Pogue was unable to comment on the specifics of the lawsuit but said in an email that her county’s short-term rental rules were created with “a thorough and thoughtful regulatory approach that included a tremendous amount of input from all sides.”
She said work with homeowners, short-term rental industry representatives and locals struck a balance between those who wanted to end all vacation rentals and those who wanted zero regulation.
“I believe the regulations are fair and reasonable and protect the interests of the community as a whole,” Pogue said. “Our actions are reflective of the efforts made by communities across Colorado and the nation. We are all attempting to address the valid concerns of our citizens, neighborhoods, and industry participants in this dynamic, ever-evolving aspect of our economy — especially in highly desirable resort communities.”
There are 101 members in the newly formed Summit County Resort Homes Inc., a nonprofit that formed to fight the Summit County short-term regulations.
“And we are adding new members every day,” Ruelle said.
A group of homeowners in Breckenridge — calling themselves Colorado Property Owners for Property Rights — also formed recently to fight short-term regulations in that Summit County resort town.
Homeowners have attended many meetings in the past few years, but are limited to only a few minutes of public comments. The lawsuit filed this week seeks to overturn the Summit County regulations and force the county to pay for the group’s legal fees.
Ruelle said the group is gathering data — including lodging tax revenue reports — that will show the regulations slowing the region’s tourist-based economy.
“They don’t use data,” he said, describing a meeting where a county commissioner said the 35-night cap “feels good.” “They pull these numbers out of their back end and try to sell the public that it’s the truth.”

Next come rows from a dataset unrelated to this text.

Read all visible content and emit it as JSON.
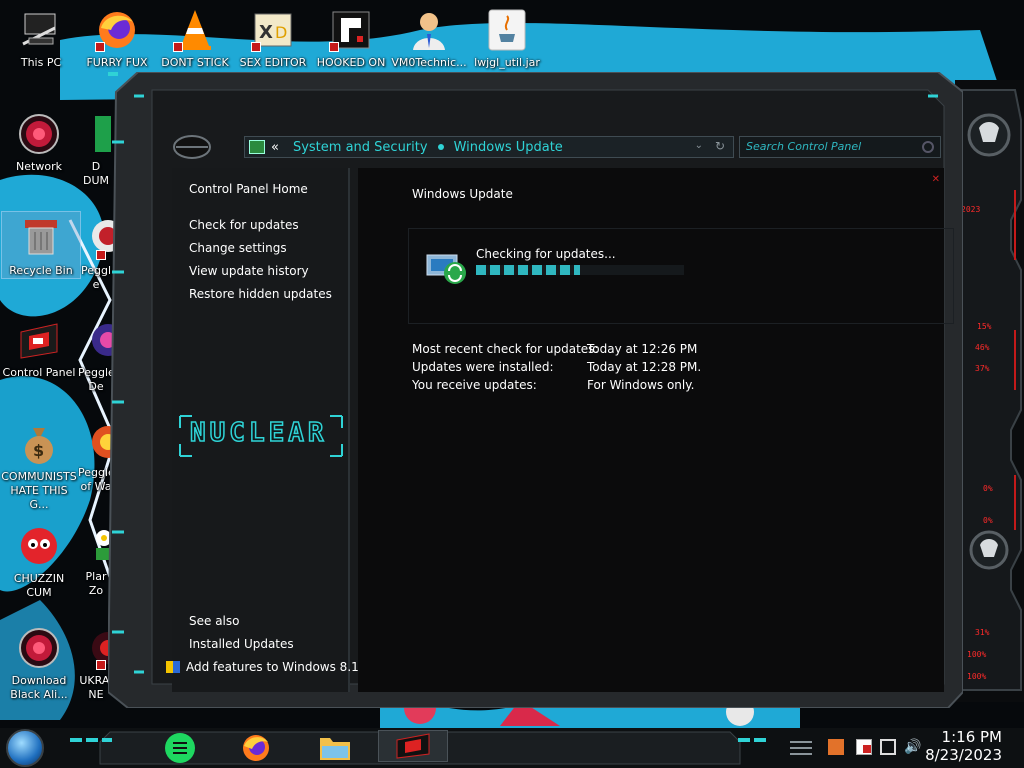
{
  "desktop_icons": [
    {
      "label": "This PC",
      "icon": "computer-icon"
    },
    {
      "label": "FURRY FUX",
      "icon": "firefox-icon"
    },
    {
      "label": "DONT STICK",
      "icon": "vlc-cone-icon"
    },
    {
      "label": "SEX EDITOR",
      "icon": "hex-editor-icon"
    },
    {
      "label": "HOOKED ON",
      "icon": "game-icon"
    },
    {
      "label": "VM0Technic...",
      "icon": "doctor-avatar-icon"
    },
    {
      "label": "lwjgl_util.jar",
      "icon": "java-icon"
    },
    {
      "label": "Network",
      "icon": "alien-orb-icon"
    },
    {
      "label": "D\nDUM",
      "icon": "partial-icon"
    },
    {
      "label": "Recycle Bin",
      "icon": "recycle-bin-icon"
    },
    {
      "label": "Peggle",
      "icon": "peggle-icon"
    },
    {
      "label": "Control Panel",
      "icon": "control-panel-icon"
    },
    {
      "label": "Peggle\nDe",
      "icon": "peggle-icon"
    },
    {
      "label": "COMMUNISTS HATE THIS G...",
      "icon": "money-bag-icon"
    },
    {
      "label": "Peggle\nof Wa",
      "icon": "peggle-icon"
    },
    {
      "label": "CHUZZIN CUM",
      "icon": "chuzzle-icon"
    },
    {
      "label": "Plar\nZo",
      "icon": "plants-icon"
    },
    {
      "label": "Download Black Ali...",
      "icon": "alien-orb-icon"
    },
    {
      "label": "UKRAINE",
      "icon": "ukraine-icon"
    }
  ],
  "window": {
    "breadcrumb": {
      "back_glyph": "«",
      "items": [
        "System and Security",
        "Windows Update"
      ]
    },
    "search": {
      "placeholder": "Search Control Panel"
    },
    "nav": {
      "home": "Control Panel Home",
      "links": [
        "Check for updates",
        "Change settings",
        "View update history",
        "Restore hidden updates"
      ],
      "logo_text": "NUCLEAR",
      "see_also": "See also",
      "see_also_links": [
        "Installed Updates",
        "Add features to Windows 8.1"
      ]
    },
    "content": {
      "title": "Windows Update",
      "status": "Checking for updates...",
      "progress": 0.5,
      "info": [
        {
          "label": "Most recent check for updates:",
          "value": "Today at 12:26 PM"
        },
        {
          "label": "Updates were installed:",
          "value": "Today at 12:28 PM."
        },
        {
          "label": "You receive updates:",
          "value": "For Windows only."
        }
      ]
    }
  },
  "gadget": {
    "readouts": [
      "2023",
      "15%",
      "46%",
      "37%",
      "0%",
      "0%",
      "31%",
      "100%",
      "100%"
    ]
  },
  "taskbar": {
    "apps": [
      "notes-app-icon",
      "firefox-icon",
      "file-explorer-icon",
      "control-panel-icon"
    ],
    "tray": [
      "tray-app-icon",
      "flag-icon",
      "network-icon",
      "volume-icon"
    ],
    "time": "1:16 PM",
    "date": "8/23/2023"
  },
  "colors": {
    "accent_cyan": "#2fd3d6",
    "accent_red": "#c41a1a",
    "window_bg": "#0b0b0c"
  }
}
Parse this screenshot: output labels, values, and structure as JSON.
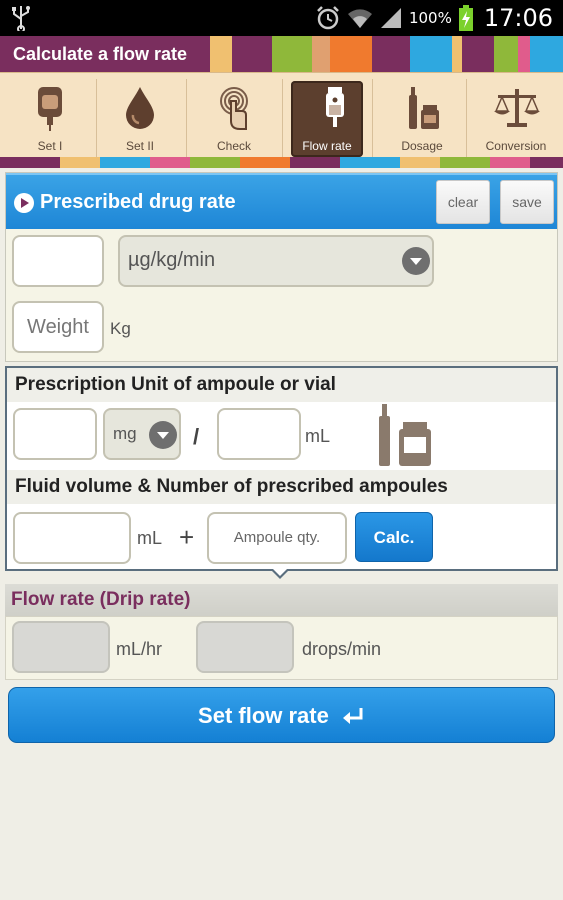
{
  "status_bar": {
    "battery": "100%",
    "time": "17:06"
  },
  "title": "Calculate a flow rate",
  "toolbar": {
    "items": [
      {
        "label": "Set I",
        "icon": "iv-bag-icon",
        "active": false
      },
      {
        "label": "Set II",
        "icon": "drop-icon",
        "active": false
      },
      {
        "label": "Check",
        "icon": "fingerprint-touch-icon",
        "active": false
      },
      {
        "label": "Flow rate",
        "icon": "drip-chamber-icon",
        "active": true
      },
      {
        "label": "Dosage",
        "icon": "vial-ampoule-icon",
        "active": false
      },
      {
        "label": "Conversion",
        "icon": "scale-icon",
        "active": false
      }
    ]
  },
  "prescribed": {
    "title": "Prescribed drug rate",
    "clear_label": "clear",
    "save_label": "save",
    "rate_value": "",
    "rate_unit": "µg/kg/min",
    "weight_placeholder": "Weight",
    "weight_unit": "Kg"
  },
  "prescription": {
    "unit_title": "Prescription Unit of ampoule or vial",
    "amount_value": "",
    "amount_unit": "mg",
    "divider": "/",
    "volume_value": "",
    "volume_unit": "mL",
    "fluid_title": "Fluid volume & Number of prescribed ampoules",
    "fluid_value": "",
    "fluid_unit": "mL",
    "plus": "+",
    "ampoule_placeholder": "Ampoule qty.",
    "calc_label": "Calc."
  },
  "flow_rate": {
    "title": "Flow rate (Drip rate)",
    "ml_hr_value": "",
    "ml_hr_unit": "mL/hr",
    "drops_value": "",
    "drops_unit": "drops/min"
  },
  "set_flow_rate_label": "Set flow rate",
  "colors": {
    "accent_blue": "#1e86d6",
    "brand_plum": "#7a2e5e",
    "toolbar_bg": "#f6e3c4",
    "active_tool": "#5c3f2e"
  }
}
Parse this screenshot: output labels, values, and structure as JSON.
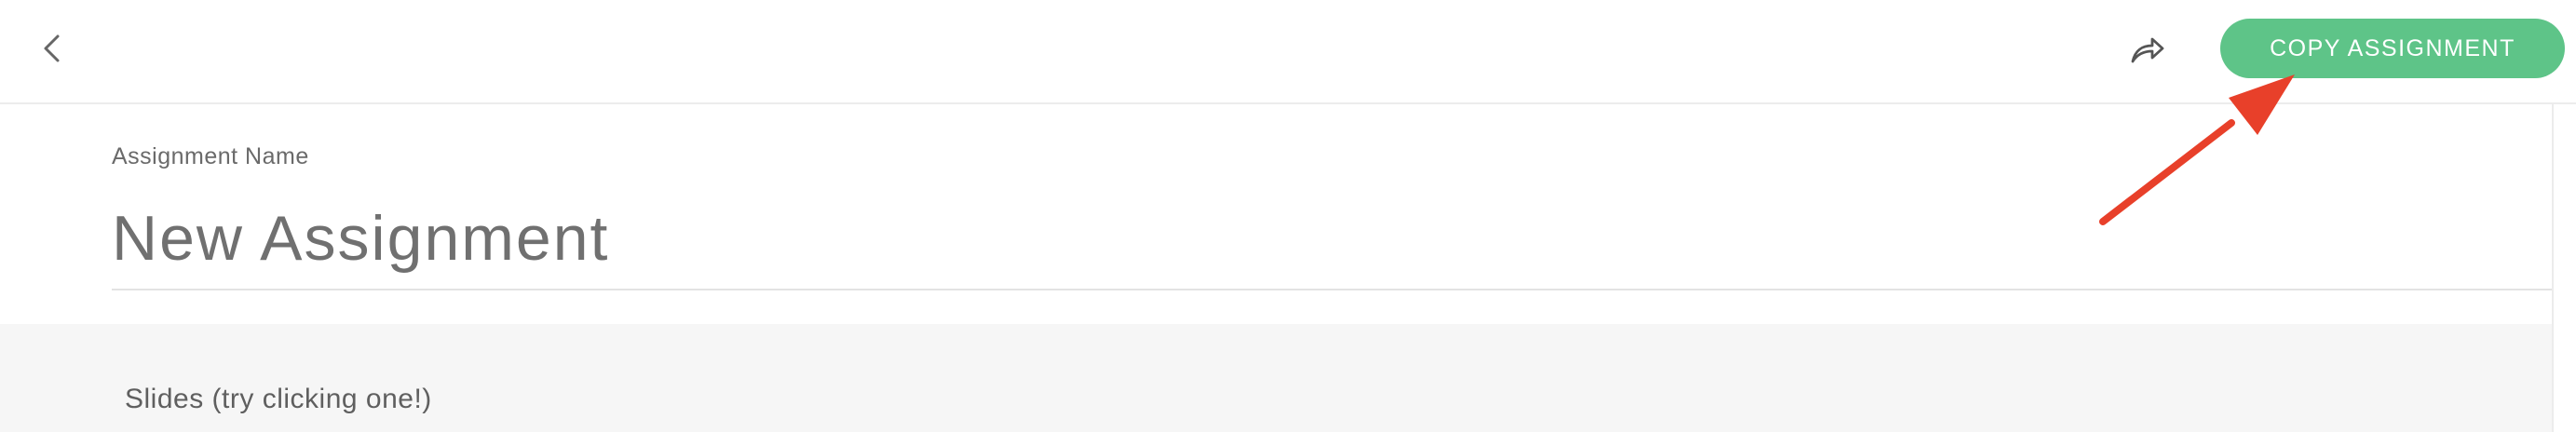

Ruelle bought his home near Peak 7 in 1980 for $80,000. He was 23 and making $18,000 a year. He paid 17% interest on the loan and started renting to visitors through a management company in 1990 to help pay down his mortgage.
“If you work in a resort community you try to figure out how to buy a home through hard work, creativity and entrepreneurship so you can get yourself a place to live,” Ruelle said. “We want to make Summit County ground zero for this fight and make it a focal point for the nation. Many of these resorts started when there was no place to stay except people’s homes and owners rented to visiting skiers. We helped start these economies and we continue to drive local economies.”